Obama and the economy

A number of observers on the political right have made the argument that the Obama Administration has effectively thrown sand in the gears of economic recovery through many of its actions, and even proposed actions, by making businesses wary of expansion. Businesses, the thinking goes, are less inclined to ramp up hiring in the face of looming new burdens such as a health care mandate, new taxes and environmental regulations such as cap and trade. It's certainly a position I am sympathetic to.

This excerpt from an article in today's Washington Post would seem to indicate this isn't just idle speculation:
As Obama discusses the nation's economy, he often stresses that expanding health-care coverage and educational opportunities and embracing clean energy are essential to job growth.

But in the short run, some of his policies could cost existing jobs, especially health-care reform, if it is enacted.

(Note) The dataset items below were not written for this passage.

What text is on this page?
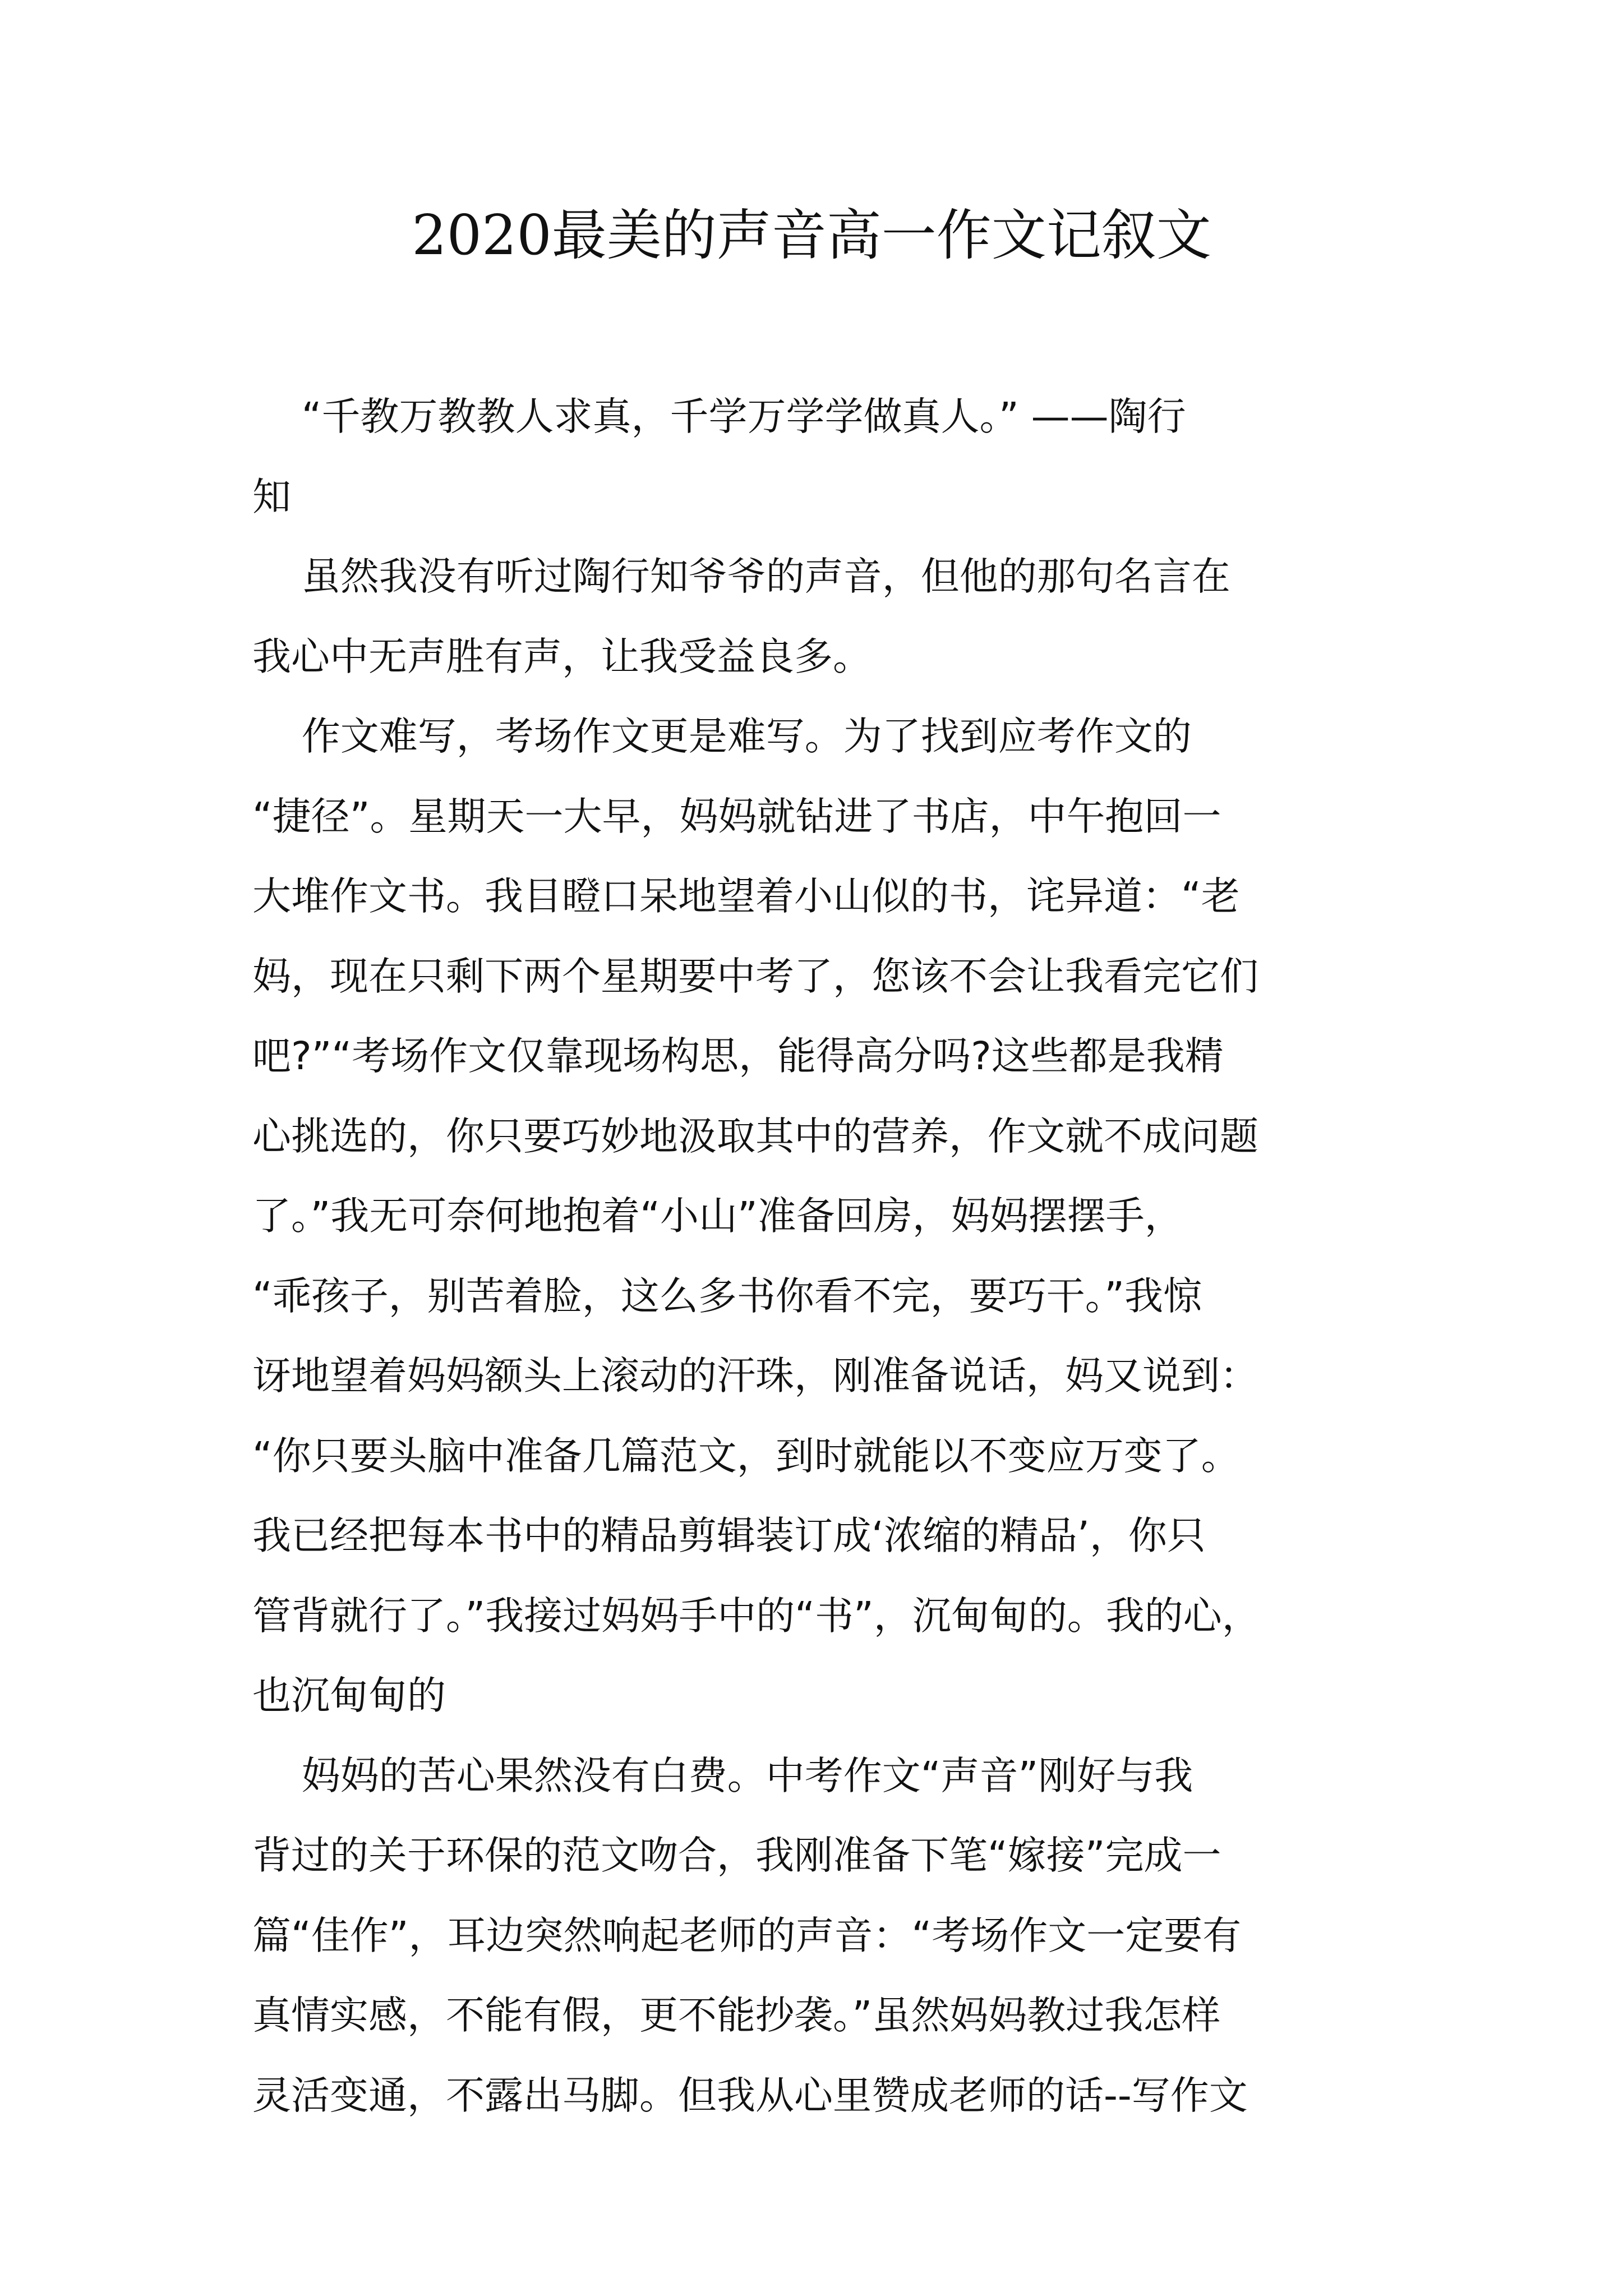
2020最美的声音高一作文记叙文
“千教万教教人求真，千学万学学做真人。” ——陶行
知
虽然我没有听过陶行知爷爷的声音，但他的那句名言在
我心中无声胜有声，让我受益良多。
作文难写，考场作文更是难写。为了找到应考作文的
“捷径”。星期天一大早，妈妈就钻进了书店，中午抱回一
大堆作文书。我目瞪口呆地望着小山似的书，诧异道：“老
妈，现在只剩下两个星期要中考了，您该不会让我看完它们
吧?”“考场作文仅靠现场构思，能得高分吗?这些都是我精
心挑选的，你只要巧妙地汲取其中的营养，作文就不成问题
了。”我无可奈何地抱着“小山”准备回房，妈妈摆摆手，
“乖孩子，别苦着脸，这么多书你看不完，要巧干。”我惊
讶地望着妈妈额头上滚动的汗珠，刚准备说话，妈又说到：
“你只要头脑中准备几篇范文，到时就能以不变应万变了。
我已经把每本书中的精品剪辑装订成‘浓缩的精品’，你只
管背就行了。”我接过妈妈手中的“书”，沉甸甸的。我的心，
也沉甸甸的
妈妈的苦心果然没有白费。中考作文“声音”刚好与我
背过的关于环保的范文吻合，我刚准备下笔“嫁接”完成一
篇“佳作”，耳边突然响起老师的声音：“考场作文一定要有
真情实感，不能有假，更不能抄袭。”虽然妈妈教过我怎样
灵活变通，不露出马脚。但我从心里赞成老师的话--写作文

One of the few large businesses that has prospered in Lorain County in recent years has been Invacare, a maker of home medical devices, such as walkers and wheelchairs.

The company has 1,300 employees in Lorain County but has stopped hiring in anticipation of a tax on medical devices that was proposed to help pay for the president's health-care reform plan.

A. Malachi Mixon III, who led a group of investors who bought the company from Johnson & Johnson in 1979, said the tax would cost his business $15 million a year -- as much as he spends on research and development. If a tax were enacted, he said, he would seriously consider moving jobs to his factories in China and Mexico.

"I'm not making money in my Lorain plant now," said Mixon, who has suspended contributions to the company 401(k), and frozen executive salaries in anticipation of the tax. That, in turn, has left many of his employees nervous.

"This tax will ultimately result in the loss of company revenue/profits, which will in turn, result in the loss of jobs for Invacare and Lorain County," read an e-mail sent to county Democratic Party officials in advance of Obama's visit by Joe Simonetti, who identified himself as a company employee. "I, personally, would rather pay more in taxes than to have Invacare pay the tax, just so I can keep my job."
As I said earlier this week, for the economy to recover government should stay away. The last thing we need is Congress and the White House turning their attention to jobs and the economy -- they've done enough damage already.